If all cosmetic surgeons in all clinics are obliged to offer cosmetic surgery counselling with fully qualified cosmetic surgery counsellors only then can patient safety truly be ensured. Patients will understand the different types of qualifications of different types of surgeons and understand what is involved in an informed choice. Some patients may decide to go ahead with their surgery with a better-trained surgeon than the one they have originally chosen. Patients will have more time to consider all the information that is currently obscured by misleading information. No longer will sales people be allowed to call themselves ‘counselors’. Cosmeticsupport.com fully supports the idea that advertising in cosmetic surgery must change in order to reflect a more realistic perspective on what it is that people are choosing when they consider elective surgery. However, even with those changes in effect, patients still need a place to go where they can find objective support (counselling) to help them explore all the issues that are involved for them. Every patient will have their own set of issues before and after surgery. It would make an enormous difference to all patients if they were helped to explore their issues before and after cosmetic surgery.
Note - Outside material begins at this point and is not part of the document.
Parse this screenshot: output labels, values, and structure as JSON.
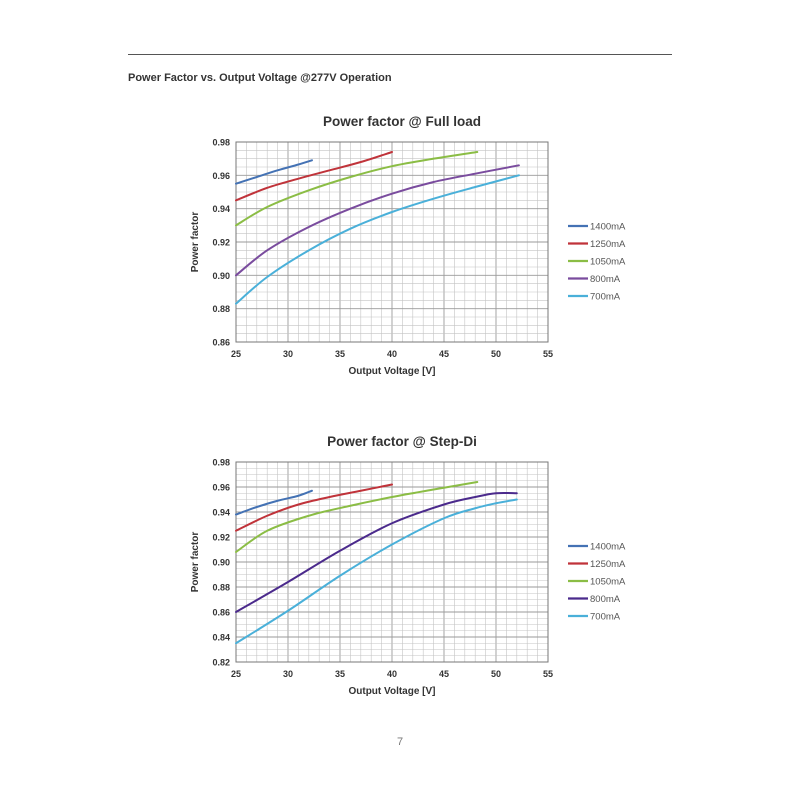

I believe that existential psychotherapy is the best-suited psychotherapy for this exploration as it is a philosophy concerned with the individual and his/her meaning in the world. Existential psychotherapy allows for an unbiased exploration of the individual’s world-view.
Cosmetic surgery counsellors will help to produce a more informed, relaxed patient with its search for meaning helping to clarify confusing misinformation. Patients will also have had the opportunity to explore the realities of a particular type of elective surgery. Every patient has issues before and after a surgery and if the goal of the new regulations are to be heard, then the response must surely be for counsellors to be invited in to answer.
Let’s nip trivialization in the bud and tuck in patient support.